UKRAYNA’NIN DOĞUSUNDA İÇİNDEKİ 298 KİŞİYLE DÜŞÜRÜLEN UÇAĞI VURDUĞUNA İNANILAN BUK FÜZESİ DE DAVA DOSYASINDA
Ukrayna 2017’de Rusya’yı Uluslararası Adalet Divanı’na şikayet etmiş, komşusunu doğudaki milisleri silah ve parayla göndererek desteklemekle suçlamıştı.
Silah gönderme suçlaması kapsamına, Ukrayna’nın doğusunda düşürülen Malezya Havayolları uçağının vurulmasında kullanıldığı söylenen BUK füzesi de dahil edilmişti.
ADALET DİVANI, UKRAYNA’NIN ACİL TEDBİR TALEBİNİ REDDETMİŞTİ
Fakat Adalet Divanı’nın yargıçları, Rusya’nın milisleri desteklediği iddiaları karşısında bu ülkeye karşı acil tedbirler alınmasını isteyen Ukrayna’nın bu talebini Nisan 2017’de geri çevirmişti.

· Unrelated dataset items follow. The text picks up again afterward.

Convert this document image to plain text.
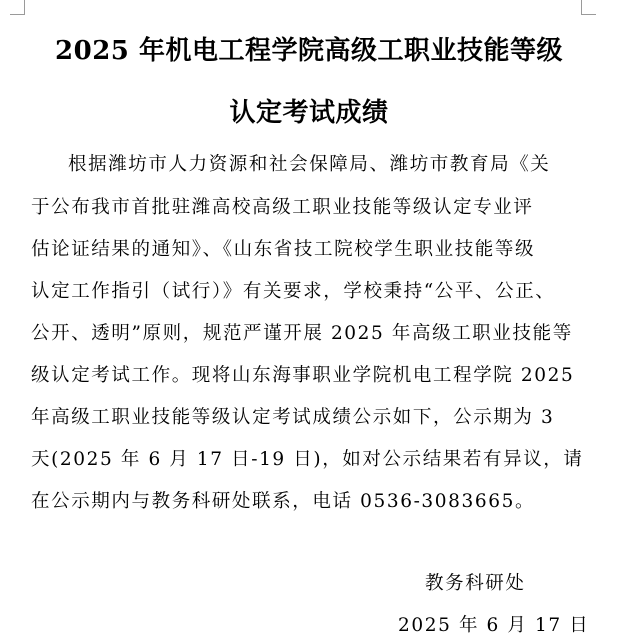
2025 年机电工程学院高级工职业技能等级
认定考试成绩
根据潍坊市人力资源和社会保障局、潍坊市教育局《关
于公布我市首批驻潍高校高级工职业技能等级认定专业评
估论证结果的通知》、《山东省技工院校学生职业技能等级
认定工作指引（试行）》有关要求，学校秉持“公平、公正、
公开、透明”原则，规范严谨开展 2025 年高级工职业技能等
级认定考试工作。现将山东海事职业学院机电工程学院 2025
年高级工职业技能等级认定考试成绩公示如下，公示期为 3
天(2025 年 6 月 17 日-19 日)，如对公示结果若有异议，请
在公示期内与教务科研处联系，电话 0536-3083665。
教务科研处
2025 年 6 月 17 日
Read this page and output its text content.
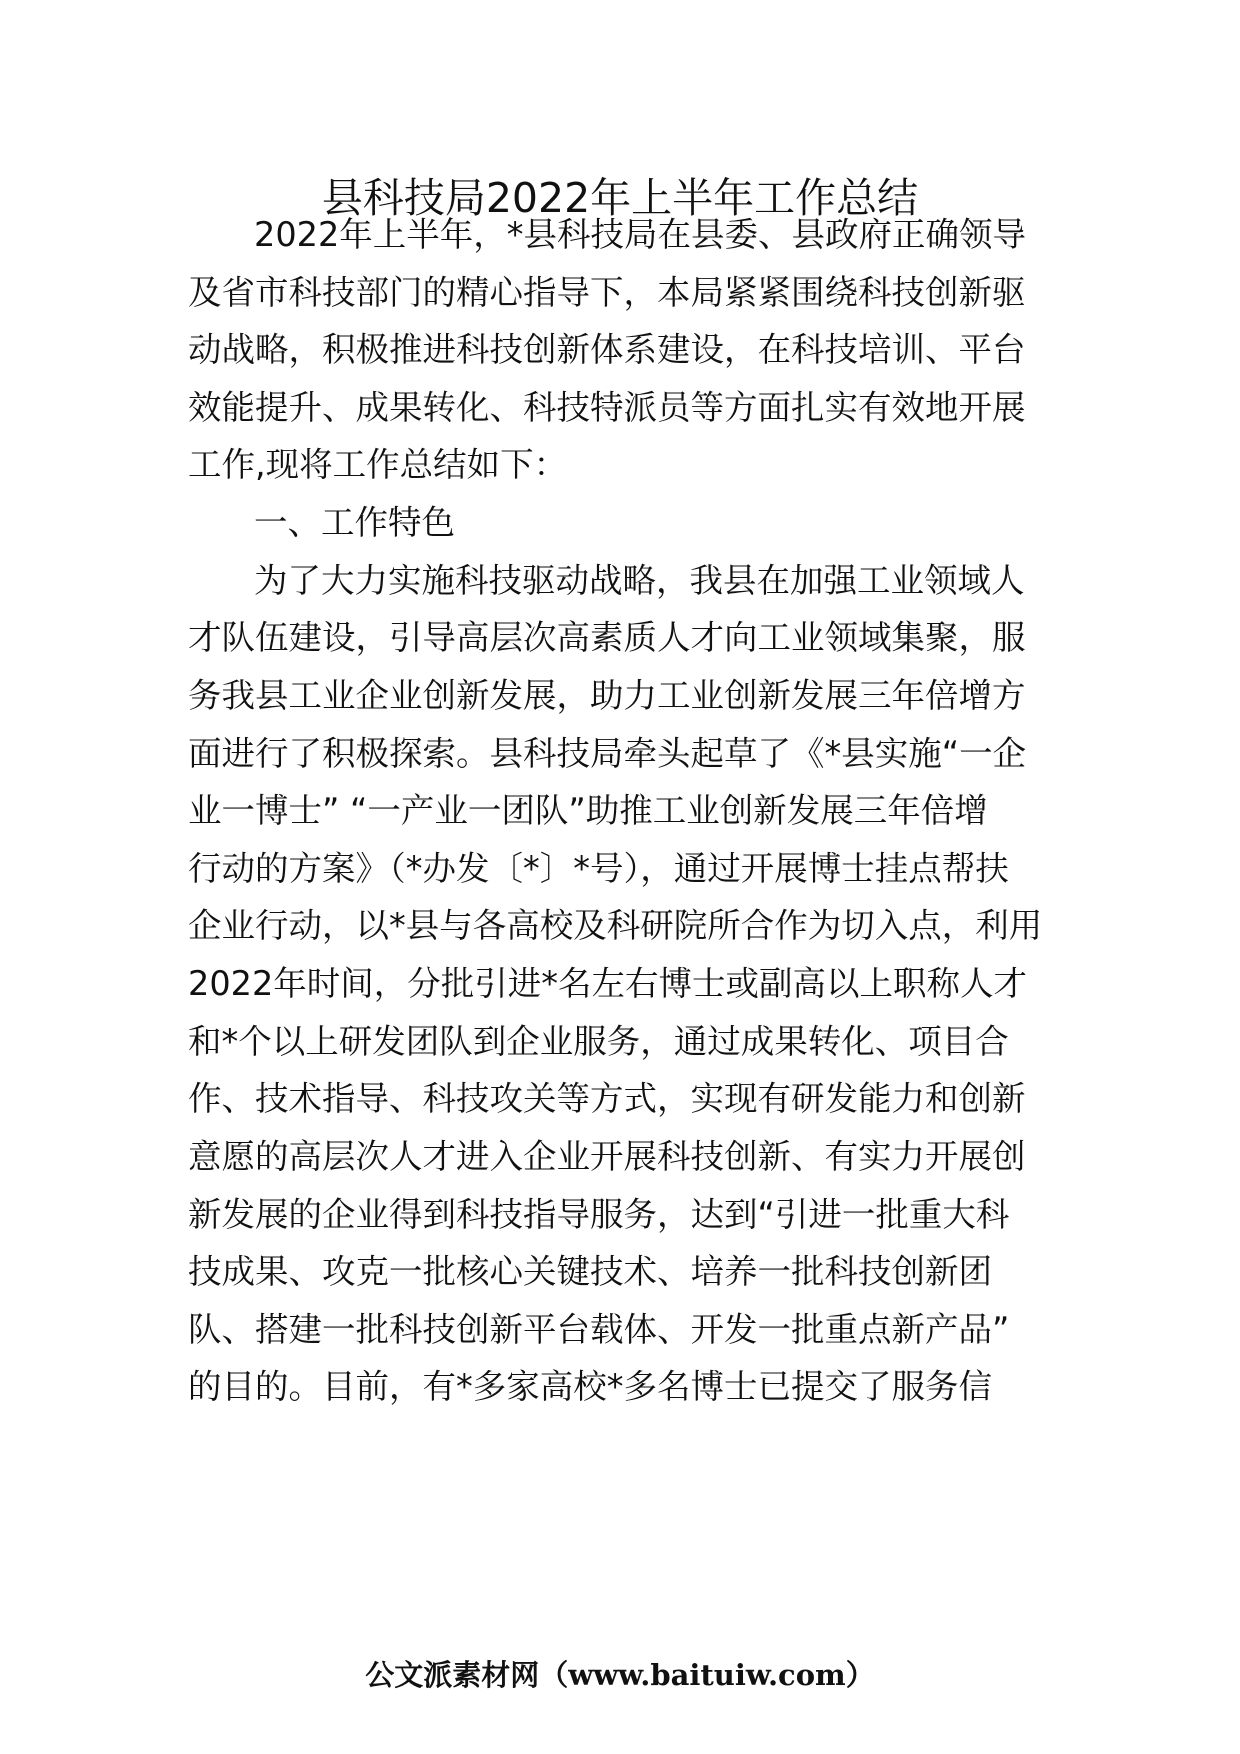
县科技局2022年上半年工作总结
2022年上半年，*县科技局在县委、县政府正确领导
及省市科技部门的精心指导下，本局紧紧围绕科技创新驱
动战略，积极推进科技创新体系建设，在科技培训、平台
效能提升、成果转化、科技特派员等方面扎实有效地开展
工作,现将工作总结如下：
一、工作特色
为了大力实施科技驱动战略，我县在加强工业领域人
才队伍建设，引导高层次高素质人才向工业领域集聚，服
务我县工业企业创新发展，助力工业创新发展三年倍增方
面进行了积极探索。县科技局牵头起草了《*县实施“一企
业一博士” “一产业一团队”助推工业创新发展三年倍增
行动的方案》（*办发〔*〕*号），通过开展博士挂点帮扶
企业行动，以*县与各高校及科研院所合作为切入点，利用
2022年时间，分批引进*名左右博士或副高以上职称人才
和*个以上研发团队到企业服务，通过成果转化、项目合
作、技术指导、科技攻关等方式，实现有研发能力和创新
意愿的高层次人才进入企业开展科技创新、有实力开展创
新发展的企业得到科技指导服务，达到“引进一批重大科
技成果、攻克一批核心关键技术、培养一批科技创新团
队、搭建一批科技创新平台载体、开发一批重点新产品”
的目的。目前，有*多家高校*多名博士已提交了服务信
公文派素材网（www.baituiw.com）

‘DEĞİŞEN BİR ŞEY YOK. ORTADA ELLE TUTULUR BİR KANIT BULUNMUYOR’
Nitekim duruşmada Rusya’yı temsil eden avukatlardan biri olan Samuel Wordsworth de 2017’deki bu karardan beri bir değişiklik gözlenmediğine atıfta bulunup, “Değişen bir şey yok. Ortada elle tutulabilir bir kanıt bulunmuyor” ifadelerini kullandı.
Ukrayna’da 2013 sonunda patlak veren protestoların aşırı milliyetçi bir Ukraynalılaşma hareketine dönüşüp ülkenin doğusuna sıçraması, Kiev’in de burada askeri bir operasyon başlatması ardından Rus nüfusun çoğunlukta olduğu Donetsk ve Lugansk bölgeleri bağımsızlık talebinde bulunmuştu. Kiev buralarda sürdürdüğü operasyonlara da ‘terörle mücadele harekatı’ ismini takmıştı.